September 2023 General Meeting - Prof. Kabir Peay "The role of Mushrooms in Fungal Dispersal"

? WHEN: 09/20/2023, 6:30 pm - 9:00 pm
? WHERE: Clubhouse at Harvey West Park

Lets kick off our 2023/2024 season with the September meeting at the Harvey West Scout House. 

The evening will start at 6:30 pm for those who would like to socialize, snack on Bob Wynn's fantastic spread and chat with fellow mycophiles before the main meeting. Bring any fungi you have been lucky enough to find for identification! Business and announcements will start at 7:00 pm. After the business part of the meeting, we will be joined by Prof. Kabir Peay, our speaker for the evening.
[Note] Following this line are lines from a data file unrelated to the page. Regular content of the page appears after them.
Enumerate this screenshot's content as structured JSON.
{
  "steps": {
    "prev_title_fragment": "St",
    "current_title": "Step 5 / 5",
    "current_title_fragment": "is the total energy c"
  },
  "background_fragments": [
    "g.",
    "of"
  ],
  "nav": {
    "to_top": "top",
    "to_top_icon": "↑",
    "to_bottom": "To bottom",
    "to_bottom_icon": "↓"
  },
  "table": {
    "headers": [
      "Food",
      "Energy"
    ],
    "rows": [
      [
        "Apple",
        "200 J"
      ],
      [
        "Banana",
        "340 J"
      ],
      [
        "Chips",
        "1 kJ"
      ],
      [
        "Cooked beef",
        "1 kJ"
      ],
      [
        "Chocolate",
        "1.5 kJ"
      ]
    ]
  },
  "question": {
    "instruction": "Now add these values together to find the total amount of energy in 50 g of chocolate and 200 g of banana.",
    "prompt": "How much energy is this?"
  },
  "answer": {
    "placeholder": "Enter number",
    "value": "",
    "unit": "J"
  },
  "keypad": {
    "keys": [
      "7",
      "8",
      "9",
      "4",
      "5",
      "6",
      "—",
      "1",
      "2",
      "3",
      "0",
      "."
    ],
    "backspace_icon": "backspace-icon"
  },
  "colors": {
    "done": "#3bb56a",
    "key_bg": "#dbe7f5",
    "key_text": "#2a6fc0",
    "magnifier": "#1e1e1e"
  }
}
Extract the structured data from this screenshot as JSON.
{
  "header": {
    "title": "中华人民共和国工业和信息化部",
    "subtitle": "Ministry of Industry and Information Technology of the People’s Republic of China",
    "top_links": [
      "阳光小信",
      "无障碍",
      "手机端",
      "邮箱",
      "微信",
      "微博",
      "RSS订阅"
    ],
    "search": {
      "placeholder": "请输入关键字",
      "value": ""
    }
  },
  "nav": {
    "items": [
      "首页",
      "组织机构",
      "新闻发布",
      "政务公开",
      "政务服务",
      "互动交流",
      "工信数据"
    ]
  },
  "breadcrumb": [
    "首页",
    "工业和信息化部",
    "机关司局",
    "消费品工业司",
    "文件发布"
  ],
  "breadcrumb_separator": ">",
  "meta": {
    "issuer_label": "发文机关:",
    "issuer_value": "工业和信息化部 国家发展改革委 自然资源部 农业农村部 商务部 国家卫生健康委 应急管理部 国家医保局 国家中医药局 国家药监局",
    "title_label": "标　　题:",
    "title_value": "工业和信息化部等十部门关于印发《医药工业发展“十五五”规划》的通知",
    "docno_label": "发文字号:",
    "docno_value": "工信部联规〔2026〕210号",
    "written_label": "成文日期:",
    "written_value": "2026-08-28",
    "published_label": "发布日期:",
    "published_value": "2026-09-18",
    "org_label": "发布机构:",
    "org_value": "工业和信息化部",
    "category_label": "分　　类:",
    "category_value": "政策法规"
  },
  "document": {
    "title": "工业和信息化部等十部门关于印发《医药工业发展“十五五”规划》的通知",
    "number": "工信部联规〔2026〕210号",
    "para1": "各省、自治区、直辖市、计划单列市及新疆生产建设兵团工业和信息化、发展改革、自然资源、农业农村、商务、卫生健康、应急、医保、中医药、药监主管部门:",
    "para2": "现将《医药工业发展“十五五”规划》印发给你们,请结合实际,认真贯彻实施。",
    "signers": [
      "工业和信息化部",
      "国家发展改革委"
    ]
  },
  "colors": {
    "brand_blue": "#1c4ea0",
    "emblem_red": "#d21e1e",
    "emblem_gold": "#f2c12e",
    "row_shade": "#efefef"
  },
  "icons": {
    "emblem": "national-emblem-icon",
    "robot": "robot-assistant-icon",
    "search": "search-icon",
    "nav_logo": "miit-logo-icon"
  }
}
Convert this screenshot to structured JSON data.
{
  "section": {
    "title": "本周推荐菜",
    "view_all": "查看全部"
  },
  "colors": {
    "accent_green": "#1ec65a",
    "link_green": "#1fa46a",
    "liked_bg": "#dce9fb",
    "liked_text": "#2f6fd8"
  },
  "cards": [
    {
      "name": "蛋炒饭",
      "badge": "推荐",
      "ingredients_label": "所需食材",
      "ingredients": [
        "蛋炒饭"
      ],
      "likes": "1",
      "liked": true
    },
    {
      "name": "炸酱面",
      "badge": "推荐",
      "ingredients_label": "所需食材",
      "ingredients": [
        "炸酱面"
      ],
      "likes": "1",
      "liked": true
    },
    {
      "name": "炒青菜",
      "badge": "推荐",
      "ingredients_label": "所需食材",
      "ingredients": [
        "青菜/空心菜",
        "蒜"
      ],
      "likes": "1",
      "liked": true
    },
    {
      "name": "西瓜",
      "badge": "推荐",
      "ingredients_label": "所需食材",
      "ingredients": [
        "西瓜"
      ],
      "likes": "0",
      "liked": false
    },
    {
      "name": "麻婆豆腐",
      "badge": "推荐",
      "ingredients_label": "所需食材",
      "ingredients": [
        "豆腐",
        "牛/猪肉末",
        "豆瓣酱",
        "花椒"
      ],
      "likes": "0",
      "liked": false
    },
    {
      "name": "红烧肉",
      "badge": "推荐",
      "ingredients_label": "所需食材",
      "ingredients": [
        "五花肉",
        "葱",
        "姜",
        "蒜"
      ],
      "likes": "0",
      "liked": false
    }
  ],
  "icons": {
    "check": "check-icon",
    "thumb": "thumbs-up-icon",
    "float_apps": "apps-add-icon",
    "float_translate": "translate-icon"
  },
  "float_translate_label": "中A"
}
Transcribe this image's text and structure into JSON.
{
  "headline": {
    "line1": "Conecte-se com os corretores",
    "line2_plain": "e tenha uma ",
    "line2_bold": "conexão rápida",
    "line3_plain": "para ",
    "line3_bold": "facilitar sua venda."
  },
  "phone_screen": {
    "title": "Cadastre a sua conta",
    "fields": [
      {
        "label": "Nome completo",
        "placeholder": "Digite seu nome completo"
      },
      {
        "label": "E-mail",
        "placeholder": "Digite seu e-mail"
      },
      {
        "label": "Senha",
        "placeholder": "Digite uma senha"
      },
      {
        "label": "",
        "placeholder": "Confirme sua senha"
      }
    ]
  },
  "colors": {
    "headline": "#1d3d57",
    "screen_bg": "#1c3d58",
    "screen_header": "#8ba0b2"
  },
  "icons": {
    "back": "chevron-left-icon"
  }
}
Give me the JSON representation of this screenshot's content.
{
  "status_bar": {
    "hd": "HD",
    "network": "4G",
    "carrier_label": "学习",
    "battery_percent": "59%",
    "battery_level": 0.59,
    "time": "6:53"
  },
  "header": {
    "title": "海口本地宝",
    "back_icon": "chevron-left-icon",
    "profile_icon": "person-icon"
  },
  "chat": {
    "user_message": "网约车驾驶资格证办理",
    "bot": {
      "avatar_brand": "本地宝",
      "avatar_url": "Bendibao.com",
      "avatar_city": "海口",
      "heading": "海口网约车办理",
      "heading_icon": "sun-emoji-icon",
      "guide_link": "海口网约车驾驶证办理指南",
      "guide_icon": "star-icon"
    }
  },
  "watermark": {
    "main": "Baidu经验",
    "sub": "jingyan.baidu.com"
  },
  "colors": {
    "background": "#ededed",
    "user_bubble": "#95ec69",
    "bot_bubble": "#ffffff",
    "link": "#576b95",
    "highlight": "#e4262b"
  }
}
Mushrooms are beautiful signposts for the fungal kingdom but during collections we rarely think about the functional role these reproductive structures play. However, as the source of fungal spores and they play an outsized influence on the dispersal, ecology and genetics of fungi. In this talk Kabir will explore the world of mushroom dispersal and his research into its role in structuring mycorrhizal fungal communities and their plant hosts in coastal California.
 

About Prof. Kabir Peay:

"I completed a master’s degree at the Yale School of Forestry and Environment Science (F&ES) in 2003 and obtained my PhD in 2008 from UC Berkeley’s Dept. of Environmental Science, Policy and Management (ESPM) in Matteo Garbelotto's lab. I did my postdoctoral training at UC Berkeley in the Dept. of Plant & Microbial Biology with Tom Bruns, and at Stanford in the Dept. of Biology with Tadashi Fukami. I was an Assistant Professor in the Dept. of Plant Pathology at the University of Minnesota from 2011-2012 before coming to Stanford in 2012 to join the Dept. of Biology in my current position.

Our lab studies the ecological processes that structure natural communities and the links between community structure and the cycling of nutrients and energy through ecosystems. We focus primarily on fungi, as these organisms are incredibly diverse and are the primary agents of carbon and nutrient cycling in terrestrial ecosystems. Much of our research focuses on plant-fungal root associations, better known as mycorrhizas, which constitute one of the most pervasive mutualisms in terrestrial ecosystems. We work on questions at three scales of this symbiosis, (1) how does environmental variation and functional variation in mycorrhizal fungi affect the symbiosis at the root tip scale, (2) how does dispersal contribute to the predictability of community assembly patterns at the landscape scale, and (3) how does biogeography affect mycorrhizal community structure and ecosystem function? By integrating these three levels of research we hope to build a 'roots-to-biomes' understanding of plant-microbe symbiosis."